An energy-efficient, built-in chip does the heavy lifting, and has the added benefit of offline processing — unlike most translation apps, the Clik doesn’t require an internet connection. Even better, its low power requirements mean the earbuds can last up to six hours on a single charge.
“We’re incredibly proud to be the first and only company in the world to demonstrate language recognizing and translating in-ear earphones,” Mymanu CEO Danny Manu said in a press release. “When we first started developing this incredible product, our dream was to make language barriers a thing of the past — we’re now well on our way to achieving that goal.”
Tech specs and design
We had a chance to stop by Mymanu’s booth at Mobile World Congress in Barcelona, and while we couldn’t test drive a functioning Clik — she informed us that the only working prototypes broke the day before — we were able to get our hands on mock-ups. They were light, sturdy, and just a tad smaller in length than Apple’s wireless AirPods. They boasted three sizes of earbud tips that can be swapped in and out at will, and a wireless charger that doubles as a travel case.
The finalized Clik will sport a touch-sensitive surface that’ll let the wearer switch between settings with touches, swipes, and press, and a LED halo light that can be personalized to activities and notifications.
Mymamu claims the Clik’s translation engine, which was developed in-house over four years, is the the most “accurate” and “speedy” available. It powers a smartphone app, Mymanu translate, that provides a minimalist voice-to-text interface for iOS and Android devices.
The Mymanu can handle more than translation. Mymanu’s developed what they call a “unified music player” — a smartphone app that consolidates music from services like Apple Music and Spotify in a single dashboard. (Mymanu notes that the Clik supports APTX, a Qualcomm standard that enables low-latency, high-bandwidth “CD-like quality” audio.) The Clik will alert the wearer of incoming text, call, and other notification. And it’ll provide one-tap access to both the Google Assistant on Android and Siri on iOS.
Lots of potential for translation tech
Mymanu launched a Kickstarter to get the word out, but told Digital Trends that the Clik will begin mass production as soon as March. Already, the company’s entered discussions with “global technology giants,” among them Google and Spotify, about potential partnership opportunities.

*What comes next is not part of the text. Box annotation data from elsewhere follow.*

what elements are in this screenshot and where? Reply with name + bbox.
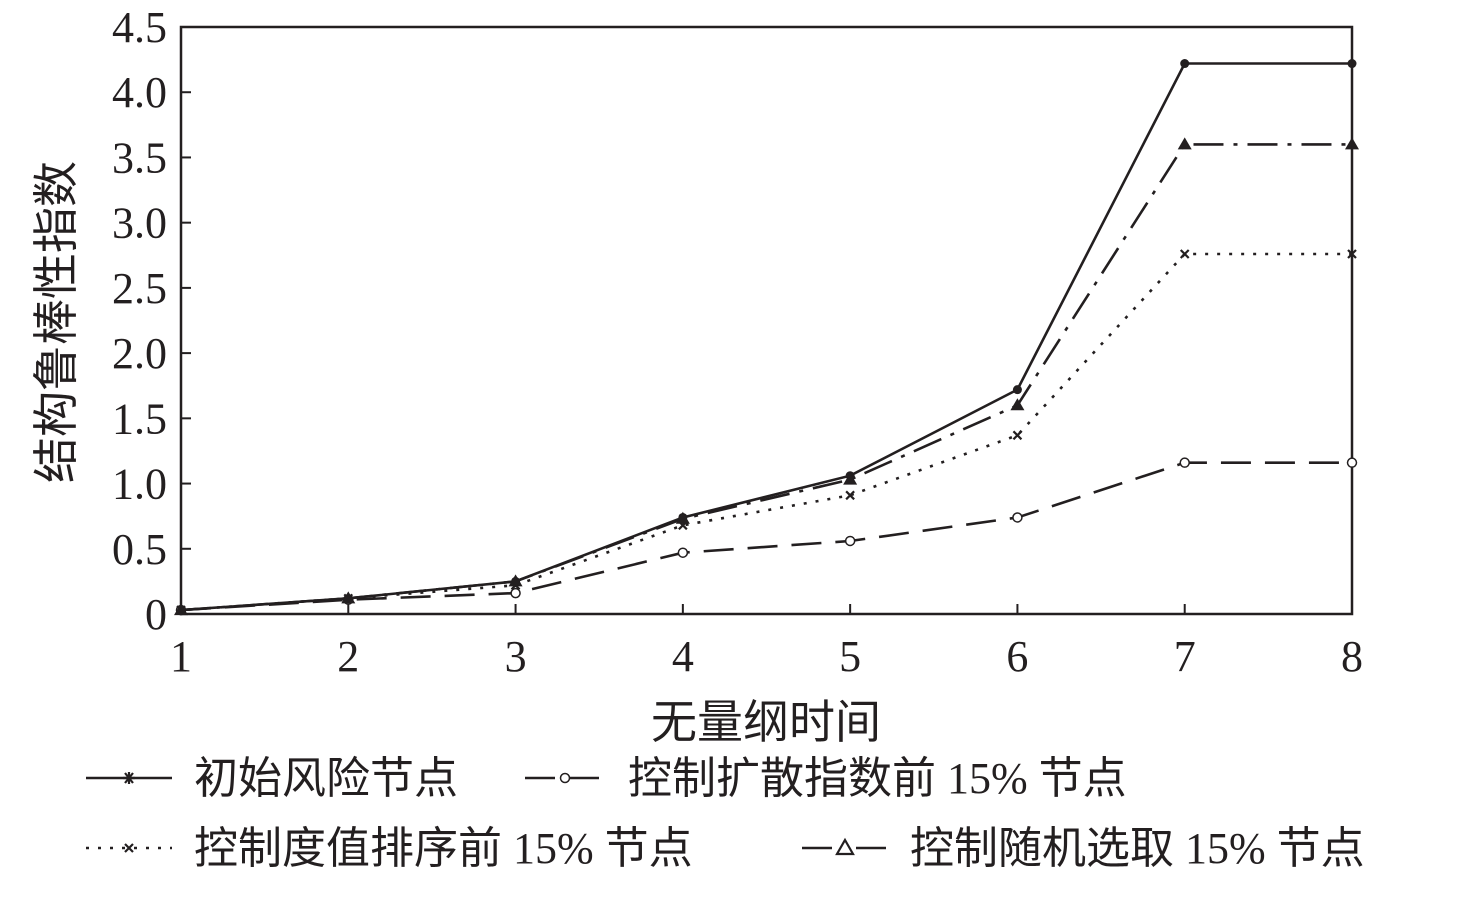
legend-swatch-marker <box>123 772 135 784</box>
y-axis-label: 结构鲁棒性指数 <box>31 161 82 483</box>
data-point <box>1179 249 1190 259</box>
y-tick-label: 3.0 <box>112 199 167 248</box>
data-point <box>1347 249 1357 259</box>
y-tick-label: 0.5 <box>112 525 167 574</box>
data-point <box>677 547 689 558</box>
x-axis-label: 无量纲时间 <box>651 697 881 748</box>
y-tick-label: 0 <box>145 590 167 639</box>
y-tick-label: 1.5 <box>112 394 167 443</box>
plot-area-frame <box>179 25 1354 616</box>
data-point <box>1012 385 1022 395</box>
data-point <box>1346 457 1358 468</box>
data-point <box>845 490 855 501</box>
legend-item-1: 初始风险节点 <box>86 754 458 803</box>
data-point <box>844 535 856 547</box>
x-tick-label: 3 <box>505 632 527 681</box>
x-tick-label: 2 <box>337 632 359 681</box>
y-tick-label: 2.0 <box>112 329 167 378</box>
series-line <box>180 461 1352 612</box>
legend-label: 控制度值排序前 15% 节点 <box>194 824 693 873</box>
data-point <box>341 591 356 604</box>
y-tick-label: 4.5 <box>112 3 167 52</box>
legend-item-3: 控制度值排序前 15% 节点 <box>86 824 693 873</box>
series-line <box>180 252 1352 612</box>
legend-label: 控制扩散指数前 15% 节点 <box>628 754 1127 803</box>
series-4 <box>174 137 1359 616</box>
data-point <box>508 574 523 587</box>
y-tick-label: 1.0 <box>112 460 167 509</box>
y-axis: 0 0.5 1.0 1.5 2.0 2.5 3.0 3.5 4.0 4.5 <box>112 3 191 639</box>
data-point <box>1345 137 1359 150</box>
data-point <box>675 511 690 524</box>
data-point <box>174 603 188 616</box>
x-tick-label: 4 <box>672 632 694 681</box>
x-tick-label: 8 <box>1341 632 1363 681</box>
data-point <box>1347 59 1357 69</box>
series-layer <box>174 59 1359 616</box>
legend-label: 控制随机选取 15% 节点 <box>910 824 1365 873</box>
series-line <box>180 62 1352 612</box>
series-3 <box>176 249 1357 615</box>
x-tick-label: 7 <box>1174 632 1196 681</box>
data-point <box>510 587 521 599</box>
legend-swatch-marker <box>559 772 571 784</box>
data-point <box>1012 512 1023 523</box>
series-line <box>180 143 1352 612</box>
y-tick-label: 3.5 <box>112 133 167 182</box>
data-point <box>1179 457 1190 468</box>
data-point <box>1177 137 1192 150</box>
x-tick-label: 5 <box>839 632 861 681</box>
legend-swatch-marker <box>835 837 855 856</box>
x-axis: 1 2 3 4 5 6 7 8 <box>170 604 1363 681</box>
y-tick-label: 2.5 <box>112 264 167 313</box>
y-tick-label: 4.0 <box>112 68 167 117</box>
data-point <box>1012 430 1023 441</box>
data-point <box>1180 59 1190 69</box>
legend-item-2: 控制扩散指数前 15% 节点 <box>525 754 1127 803</box>
data-point <box>843 472 858 485</box>
legend-item-4: 控制随机选取 15% 节点 <box>802 824 1365 873</box>
x-tick-label: 6 <box>1006 632 1028 681</box>
series-1 <box>176 59 1357 615</box>
x-tick-label: 1 <box>170 632 192 681</box>
data-point <box>1010 398 1025 411</box>
legend-label: 初始风险节点 <box>194 754 458 803</box>
legend-swatch-marker <box>124 843 134 853</box>
series-2 <box>175 457 1358 616</box>
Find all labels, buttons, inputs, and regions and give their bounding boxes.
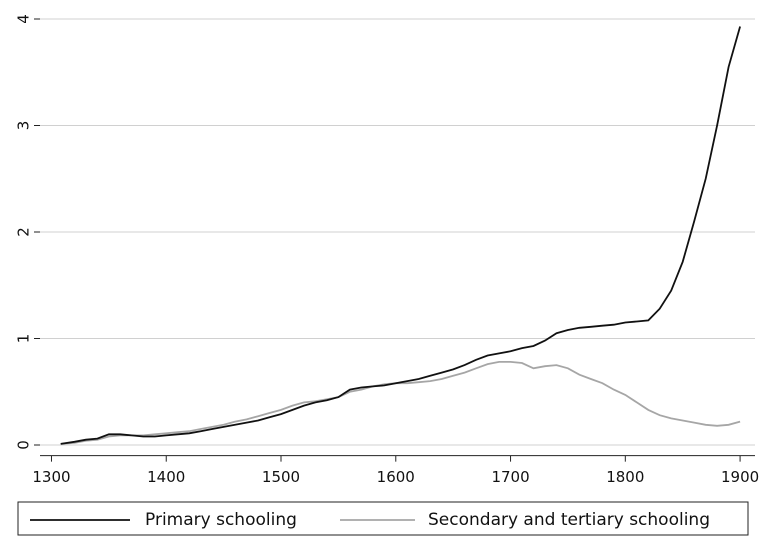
x-tick-label: 1400	[147, 468, 185, 486]
y-tick-label: 0	[15, 440, 33, 450]
series-line	[60, 26, 741, 445]
series-line	[60, 361, 741, 445]
y-tick-label: 2	[15, 227, 33, 237]
x-tick-label: 1900	[721, 468, 759, 486]
y-tick-label: 3	[15, 121, 33, 131]
x-tick-label: 1300	[32, 468, 70, 486]
x-tick-label: 1700	[491, 468, 529, 486]
legend-label: Secondary and tertiary schooling	[428, 510, 710, 530]
x-tick-label: 1600	[377, 468, 415, 486]
x-tick-label: 1800	[606, 468, 644, 486]
y-tick-label: 4	[15, 14, 33, 24]
x-tick-label: 1500	[262, 468, 300, 486]
legend-box	[17, 501, 749, 536]
y-tick-label: 1	[15, 334, 33, 344]
legend-label: Primary schooling	[145, 510, 297, 530]
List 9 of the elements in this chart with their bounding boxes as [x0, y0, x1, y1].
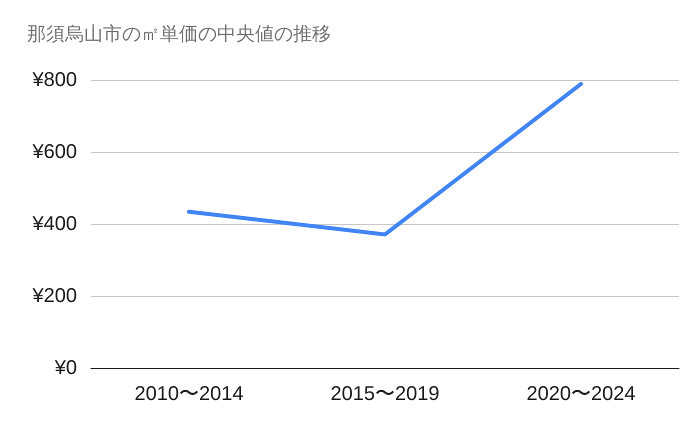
y-tick-label: ¥200 — [32, 285, 77, 307]
x-tick-label: 2010〜2014 — [134, 383, 244, 405]
chart-title: 那須烏山市の㎡単価の中央値の推移 — [27, 23, 331, 45]
y-tick-label: ¥0 — [54, 357, 77, 379]
x-tick-label: 2015〜2019 — [330, 383, 440, 405]
y-tick-label: ¥800 — [32, 69, 77, 91]
y-tick-label: ¥400 — [32, 213, 77, 235]
y-tick-label: ¥600 — [32, 141, 77, 163]
x-tick-label: 2020〜2024 — [526, 383, 636, 405]
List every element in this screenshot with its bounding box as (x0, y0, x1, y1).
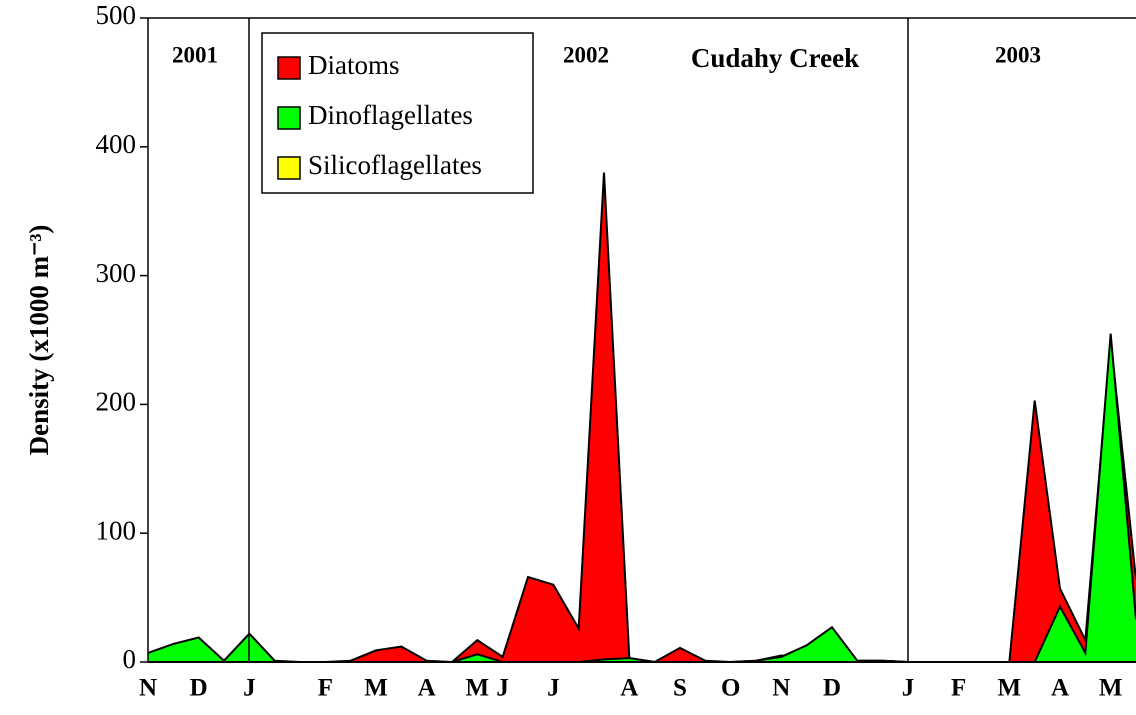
x-tick-label: J (902, 675, 915, 702)
x-tick-label: A (418, 675, 436, 702)
x-tick-label: J (243, 675, 256, 702)
legend (261, 32, 534, 194)
y-tick-label: 500 (96, 0, 137, 30)
x-tick-label: J (496, 675, 509, 702)
legend-label: Silicoflagellates (308, 150, 482, 180)
year-label: 2001 (172, 42, 218, 67)
x-tick-label: M (364, 675, 388, 702)
legend-swatch (277, 156, 301, 180)
x-tick-label: M (1099, 675, 1123, 702)
legend-swatch (277, 56, 301, 80)
x-tick-label: D (190, 675, 208, 702)
area-outline (147, 172, 1136, 664)
plot-area (147, 172, 1136, 664)
y-tick-label: 200 (96, 387, 137, 417)
x-tick-label: F (951, 675, 966, 702)
chart-title: Cudahy Creek (691, 43, 859, 73)
x-tick-label: M (998, 675, 1022, 702)
x-tick-label: F (318, 675, 333, 702)
x-tick-label: A (1051, 675, 1069, 702)
x-tick-label: O (721, 675, 740, 702)
area-outline (147, 333, 1136, 663)
x-tick-label: J (547, 675, 560, 702)
legend-swatch (277, 106, 301, 130)
y-tick-label: 300 (96, 258, 137, 288)
area (148, 172, 1136, 662)
x-tick-label: D (823, 675, 841, 702)
x-tick-label: N (772, 675, 790, 702)
legend-label: Diatoms (308, 50, 400, 80)
year-label: 2002 (563, 42, 609, 67)
legend-entries: Diatoms Dinoflagellates Silicoflagellates (277, 50, 482, 180)
y-axis-label: Density (x1000 m⁻³) (24, 225, 54, 456)
legend-label: Dinoflagellates (308, 100, 473, 130)
y-tick-label: 0 (123, 644, 137, 674)
y-tick-label: 400 (96, 129, 137, 159)
x-tick-label: M (466, 675, 490, 702)
year-label: 2003 (995, 42, 1041, 67)
y-tick-label: 100 (96, 515, 137, 545)
x-tick-label: S (673, 675, 687, 702)
area (148, 333, 1136, 662)
x-tick-label: N (139, 675, 157, 702)
x-tick-label: A (620, 675, 638, 702)
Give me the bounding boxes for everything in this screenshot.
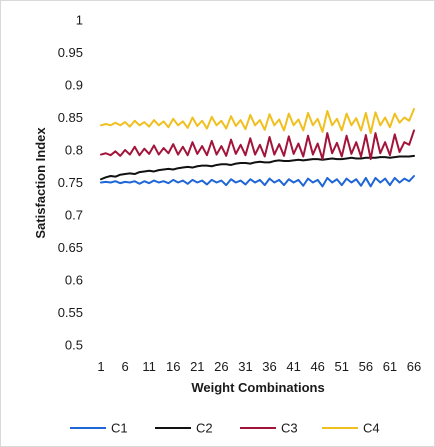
x-tick-label: 56 [359, 359, 373, 374]
y-tick-label: 0.95 [58, 45, 83, 60]
legend-label-c4: C4 [363, 421, 380, 436]
series-line-c1 [100, 175, 415, 188]
y-tick-label: 0.8 [65, 143, 83, 158]
series-line-c2 [100, 154, 415, 181]
x-tick-label: 16 [166, 359, 180, 374]
x-tick-label: 51 [335, 359, 349, 374]
legend-label-c3: C3 [281, 421, 298, 436]
y-tick-label: 0.9 [65, 78, 83, 93]
x-tick-label: 26 [214, 359, 228, 374]
x-tick-label: 21 [190, 359, 204, 374]
legend-label-c2: C2 [196, 421, 213, 436]
x-tick-label: 66 [407, 359, 421, 374]
x-tick-label: 11 [142, 359, 156, 374]
x-tick-label: 61 [383, 359, 397, 374]
y-tick-label: 0.6 [65, 273, 83, 288]
x-axis-title: Weight Combinations [191, 380, 324, 395]
y-axis-title: Satisfaction Index [33, 127, 48, 239]
series-line-c3 [100, 129, 415, 161]
x-tick-label: 6 [121, 359, 128, 374]
x-tick-label: 41 [286, 359, 300, 374]
y-tick-label: 0.75 [58, 175, 83, 190]
y-tick-label: 0.5 [65, 338, 83, 353]
y-tick-label: 0.85 [58, 110, 83, 125]
series-line-c4 [100, 108, 415, 135]
legend-label-c1: C1 [111, 421, 128, 436]
x-tick-label: 1 [97, 359, 104, 374]
x-tick-label: 31 [238, 359, 252, 374]
y-tick-label: 0.65 [58, 240, 83, 255]
y-tick-label: 0.55 [58, 305, 83, 320]
y-tick-label: 1 [76, 13, 83, 28]
x-tick-label: 46 [310, 359, 324, 374]
y-tick-label: 0.7 [65, 208, 83, 223]
x-tick-label: 36 [262, 359, 276, 374]
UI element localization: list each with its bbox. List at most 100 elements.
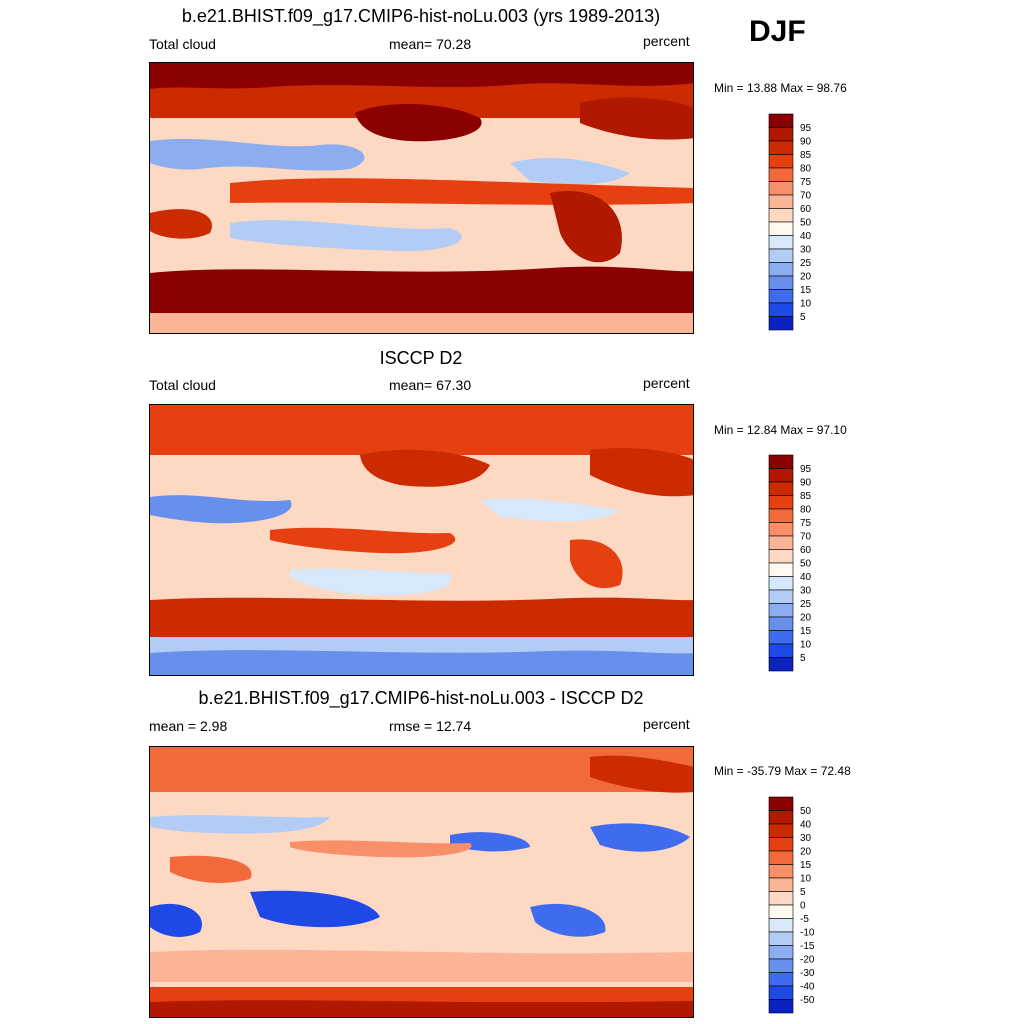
panel3-units-label: percent [643, 716, 690, 732]
colorbar-swatch [768, 904, 794, 919]
colorbar-swatch [768, 850, 794, 865]
colorbar-swatch [768, 235, 794, 250]
colorbar-swatch [768, 302, 794, 317]
colorbar-swatch [768, 140, 794, 155]
colorbar-swatch [768, 589, 794, 604]
panel3-field-epac-low [530, 903, 606, 937]
colorbar-swatch [768, 181, 794, 196]
colorbar-swatch [768, 208, 794, 223]
panel1-colorbar: 95 90 85 80 75 70 60 50 40 30 25 20 15 10 5 [768, 113, 812, 331]
colorbar-swatch [768, 616, 794, 631]
colorbar-tick-label: 25 [800, 258, 812, 269]
colorbar-swatch [768, 454, 794, 469]
colorbar-tick-label: 90 [800, 137, 812, 148]
colorbar-tick-label: 40 [800, 572, 812, 583]
panel2-colorbar: 95 90 85 80 75 70 60 50 40 30 25 20 15 10 5 [768, 454, 812, 672]
panel1-map [149, 62, 694, 334]
panel1-field-arctic-max [150, 63, 693, 89]
panel2-title: ISCCP D2 [379, 348, 463, 368]
colorbar-tick-label: 75 [800, 177, 812, 188]
colorbar-swatch [768, 562, 794, 577]
colorbar-tick-label: 40 [800, 231, 812, 242]
panel3-mean-label: mean = 2.98 [149, 718, 228, 734]
colorbar-tick-label: 70 [800, 532, 812, 543]
colorbar-swatch [768, 522, 794, 537]
colorbar-tick-label: 80 [800, 505, 812, 516]
panel3-minmax: Min = -35.79 Max = 72.48 [714, 764, 851, 778]
panel2-field-natlantic [590, 448, 693, 497]
panel2-field-maritime [270, 527, 456, 554]
panel1-field-npacific [355, 103, 482, 142]
panel1-variable-label: Total cloud [149, 36, 216, 52]
colorbar-swatch [768, 796, 794, 811]
colorbar-swatch [768, 985, 794, 1000]
colorbar-tick-label: 80 [800, 164, 812, 175]
colorbar-tick-label: -15 [800, 941, 815, 952]
panel3-field-antarctica-max [150, 1000, 693, 1017]
colorbar-tick-label: 20 [800, 613, 812, 624]
panel2-field-npacific [360, 449, 490, 487]
panel3-field-satl-low [150, 903, 202, 937]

“Though we’re not at liberty to disclose details of those discussions — nor the companies we’re talking to, we hope to be making a significant announcement later this year, which we hope will lead to the very rapid, mass-adoption of the technology by individuals, as well as organisations, in health, law enforcement, education and many other sectors.”
The Mymanu has some competition. Pilot, a wireless pair of earbuds that promise real-time translation between English, French, Spanish, and Italian. But Waverly Labs, the New York-based startup behind Pilot, has publicly downplayed expectations.
Assuming the Clik works as well as Mymanu claims, it very well may be the closest thing to a digital Babel Fish the world’s ever seen.